- 脳の血管系に関する自閉症と発達障害の研究はどのような新たな知見を提供しているのか?
- 研究によると、血管の問題が脳の問題にどのような影響を与えているのか?
- 次のステップとして考えられる今後の研究や取り組みはどのようなものが考えられるか?
発達障害である自閉症の脳の血管系についてこれまでにない詳細な研究が実施されました。
“Nature Neuroscience”で発表された4年間の研究成果である論文では、自閉症が内皮細胞(血管の内層)の欠陥に大きな影響を与えている、いくつかの大きな証拠を示しています。
カナダのオタワ大学医学部、脳と心の研究所のバプティス・ラコステ博士は、健康と疾患に関わる、神経と欠陥の相互作用を専門にする研究を行っています。
今回の研究は、カナダのマギル大学、ラヴァル大学、カナダ国立研究評議会と共同して行いました。
研究チームは自閉症スペクトラム障害で最も一般的な遺伝子変異である16p11.2の欠失、短い「16p」をもつマウスを利用しました。
「たとえばフェラーリのような高級車をイメージしてください。
ただガレージに止まっていれば、とても美しく思うはずです。
しかし、ガゾリンを入れなければ走ることができません。
脳も全く同じです。
脳はもっとも複雑な器官です。そして、正しく血液の供給がされなければ正しく機能できません」
通常、脳細胞が活動すると血液はその活動領域に集まります。
この現象は「神経血管カップリング」と呼ばれています。
しかし、短い「16p」のマウスでは、脳細胞が刺激されても血管の反応は遅く、弱いものでした。
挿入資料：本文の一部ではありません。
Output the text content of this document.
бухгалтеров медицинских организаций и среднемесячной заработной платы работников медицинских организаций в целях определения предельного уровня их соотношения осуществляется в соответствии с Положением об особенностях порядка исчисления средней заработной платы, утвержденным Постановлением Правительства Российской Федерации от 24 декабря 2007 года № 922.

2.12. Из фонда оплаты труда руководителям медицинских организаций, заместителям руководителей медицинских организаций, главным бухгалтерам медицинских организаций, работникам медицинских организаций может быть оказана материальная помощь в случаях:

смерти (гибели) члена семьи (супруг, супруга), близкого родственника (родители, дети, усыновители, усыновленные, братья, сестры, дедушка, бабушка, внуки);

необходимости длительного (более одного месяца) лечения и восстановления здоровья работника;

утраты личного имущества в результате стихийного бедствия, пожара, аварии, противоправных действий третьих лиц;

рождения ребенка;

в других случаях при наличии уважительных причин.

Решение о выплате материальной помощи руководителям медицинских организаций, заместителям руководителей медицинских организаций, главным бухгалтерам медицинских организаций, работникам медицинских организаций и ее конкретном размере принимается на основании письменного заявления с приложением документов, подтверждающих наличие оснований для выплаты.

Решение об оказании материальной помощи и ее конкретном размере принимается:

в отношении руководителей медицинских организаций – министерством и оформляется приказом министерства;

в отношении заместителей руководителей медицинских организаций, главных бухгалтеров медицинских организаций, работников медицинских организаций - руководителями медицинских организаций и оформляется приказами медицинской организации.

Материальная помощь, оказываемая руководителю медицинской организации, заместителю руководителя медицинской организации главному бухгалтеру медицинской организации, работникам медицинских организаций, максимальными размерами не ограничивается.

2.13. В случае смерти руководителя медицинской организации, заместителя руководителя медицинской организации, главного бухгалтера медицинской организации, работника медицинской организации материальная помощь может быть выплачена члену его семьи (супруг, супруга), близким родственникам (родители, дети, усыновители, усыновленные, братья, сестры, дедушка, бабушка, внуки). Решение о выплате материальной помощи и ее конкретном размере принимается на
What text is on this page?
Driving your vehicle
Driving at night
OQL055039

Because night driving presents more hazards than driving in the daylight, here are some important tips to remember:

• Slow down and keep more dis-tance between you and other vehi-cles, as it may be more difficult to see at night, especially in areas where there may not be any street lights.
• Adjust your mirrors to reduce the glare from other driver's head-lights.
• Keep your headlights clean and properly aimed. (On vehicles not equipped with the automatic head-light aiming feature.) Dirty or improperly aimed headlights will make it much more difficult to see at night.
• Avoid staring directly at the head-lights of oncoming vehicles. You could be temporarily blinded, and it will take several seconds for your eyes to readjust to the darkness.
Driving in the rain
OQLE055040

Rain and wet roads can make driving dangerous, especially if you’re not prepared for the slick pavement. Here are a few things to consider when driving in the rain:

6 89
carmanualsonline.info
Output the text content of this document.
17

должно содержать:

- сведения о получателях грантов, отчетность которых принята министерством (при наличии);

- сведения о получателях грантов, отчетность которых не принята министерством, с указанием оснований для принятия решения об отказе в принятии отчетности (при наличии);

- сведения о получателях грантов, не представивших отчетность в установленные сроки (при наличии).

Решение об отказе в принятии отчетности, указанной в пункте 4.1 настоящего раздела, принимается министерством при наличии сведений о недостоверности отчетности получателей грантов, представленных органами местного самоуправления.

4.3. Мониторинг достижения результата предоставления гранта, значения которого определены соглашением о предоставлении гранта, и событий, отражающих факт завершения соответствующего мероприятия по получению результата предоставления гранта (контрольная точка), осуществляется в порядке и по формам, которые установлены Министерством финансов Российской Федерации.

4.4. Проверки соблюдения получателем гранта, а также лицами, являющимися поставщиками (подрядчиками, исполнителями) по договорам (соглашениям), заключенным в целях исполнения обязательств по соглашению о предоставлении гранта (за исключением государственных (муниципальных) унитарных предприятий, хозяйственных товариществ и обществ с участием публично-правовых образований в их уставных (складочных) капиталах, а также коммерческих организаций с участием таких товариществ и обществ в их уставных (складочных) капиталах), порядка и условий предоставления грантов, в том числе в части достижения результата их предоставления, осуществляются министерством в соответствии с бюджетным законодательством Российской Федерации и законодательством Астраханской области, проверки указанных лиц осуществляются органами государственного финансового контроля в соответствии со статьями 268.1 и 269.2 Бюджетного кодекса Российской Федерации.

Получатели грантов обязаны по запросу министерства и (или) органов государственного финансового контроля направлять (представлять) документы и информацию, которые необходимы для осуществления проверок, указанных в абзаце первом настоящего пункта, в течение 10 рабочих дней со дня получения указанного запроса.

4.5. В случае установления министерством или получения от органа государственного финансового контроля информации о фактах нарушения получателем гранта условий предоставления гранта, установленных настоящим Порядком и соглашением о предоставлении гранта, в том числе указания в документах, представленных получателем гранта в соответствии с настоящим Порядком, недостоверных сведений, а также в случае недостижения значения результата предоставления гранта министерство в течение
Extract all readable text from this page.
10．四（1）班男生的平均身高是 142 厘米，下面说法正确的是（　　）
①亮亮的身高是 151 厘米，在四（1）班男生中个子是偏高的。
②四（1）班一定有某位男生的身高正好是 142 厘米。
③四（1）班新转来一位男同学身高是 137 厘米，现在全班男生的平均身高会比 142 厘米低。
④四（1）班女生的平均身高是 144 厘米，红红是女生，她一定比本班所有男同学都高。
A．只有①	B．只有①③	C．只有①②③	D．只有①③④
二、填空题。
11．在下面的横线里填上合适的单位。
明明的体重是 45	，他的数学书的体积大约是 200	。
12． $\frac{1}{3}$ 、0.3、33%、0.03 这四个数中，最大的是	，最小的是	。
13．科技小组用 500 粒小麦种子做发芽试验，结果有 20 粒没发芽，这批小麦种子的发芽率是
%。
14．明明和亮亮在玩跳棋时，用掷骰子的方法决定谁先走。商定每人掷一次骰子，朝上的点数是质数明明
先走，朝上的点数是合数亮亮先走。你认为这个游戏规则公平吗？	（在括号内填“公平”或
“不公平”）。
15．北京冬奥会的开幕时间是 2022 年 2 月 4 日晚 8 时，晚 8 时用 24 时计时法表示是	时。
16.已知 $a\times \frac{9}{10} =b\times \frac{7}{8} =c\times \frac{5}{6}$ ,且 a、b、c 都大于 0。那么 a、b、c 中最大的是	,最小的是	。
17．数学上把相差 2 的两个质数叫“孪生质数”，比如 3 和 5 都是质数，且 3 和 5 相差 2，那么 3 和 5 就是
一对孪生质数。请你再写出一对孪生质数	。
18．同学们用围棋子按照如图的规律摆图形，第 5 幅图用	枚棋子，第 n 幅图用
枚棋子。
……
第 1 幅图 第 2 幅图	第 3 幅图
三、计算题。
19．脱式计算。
そして、この神経と血液のカップリングができないことは、血管の問題であることがわかりました。
マウスから分離され、培地で生きている動脈に対し、血液の拡張を引き起こす化学物質を与えても反応は弱いものであったからです。
さらに研究チームは、血管をとりまく筋肉細胞などには変わりはないものの、血管の内皮が欠損していることを見つけました。
さらに、「16p」の欠失がある人では人生のひじょうに早い時期に、血管の問題が起きることもわかりました。
「16p」の欠損があるヒト由来とマウス由来の両方の内皮細胞は、血管ネットワークを拡張および成長させるのに必要な、血管を相互に接続することができませんでした。
生まれたばかりの自閉症マウスの脳の血管の内皮細胞にも同じ問題がありました。
思春期まで、マウスは脳の血管密度が低いままでした。
しかし興味深いことに、血管の問題とは対照的に、脳のニューロンは驚くほど問題なく成長していることも発見しました。
マウスが成長するにつれて、脳の他の細胞が機能不全の内皮細胞を補い、成人期までに血管の完全なネットワークを発達させました。
しかし実験で示されたように、成体マウスの血管は機能不全のままでした。
「配管工があなたの家にやって来て、パイプを取り付けたのですが、それがデタラメだったようなものです。
そうなると、キッチンで正しく水が出なかったりします」
そう、ラコステ博士はいいます。
ラコステ博士の研究チームは、内皮細胞の変異のみを発現するマウス、いわゆる「条件付き変異体」を生成しました。
脳と体の他のすべての細胞は遺伝的に正常でしたが、これらの条件付き変異体は自閉症のいくつかの行動の兆候を示しました。多動、常同運動、運動学習障害です。
これは、血管の問題がニューロンの機能障害の原因となって、それが次に自閉症の目に見える兆候と症状につながったことを示していました。
研究者チームはまた、同数のオスとメスのマウスを使用し、オスのマウスでより顕著に影響が現れることを発見しています。
これはメスでは、女性ホルモンと呼ばれるエストロゲンなどが自閉症になりにくくしているかもしれないことを示唆しています。
今回の研究は、血管の問題が神経発達障害のより広い範囲に影響を与えることを示唆しています。
それは発達障害の新しい診断と治療法にもつながる可能性があります。
(出典:米Medical Xpress)(画像:Pixabay)
血管の成長の問題が、発達障害の原因となる脳の問題につながっていたという研究です。
脳の働きを見る際には、PETで脳の血流を見たりしますが、脳の働いている領域=血液が集まっているところという前提があってのことです。
しかしこの研究によると、自閉症ではその前提もくずれてしまうということになります。
一方で、血管の内皮細胞が正しく成長することができれば、自閉症の少なくとも目に見える症状は減ると考えられます。
これまでにない研究です。さらなる研究を望みます。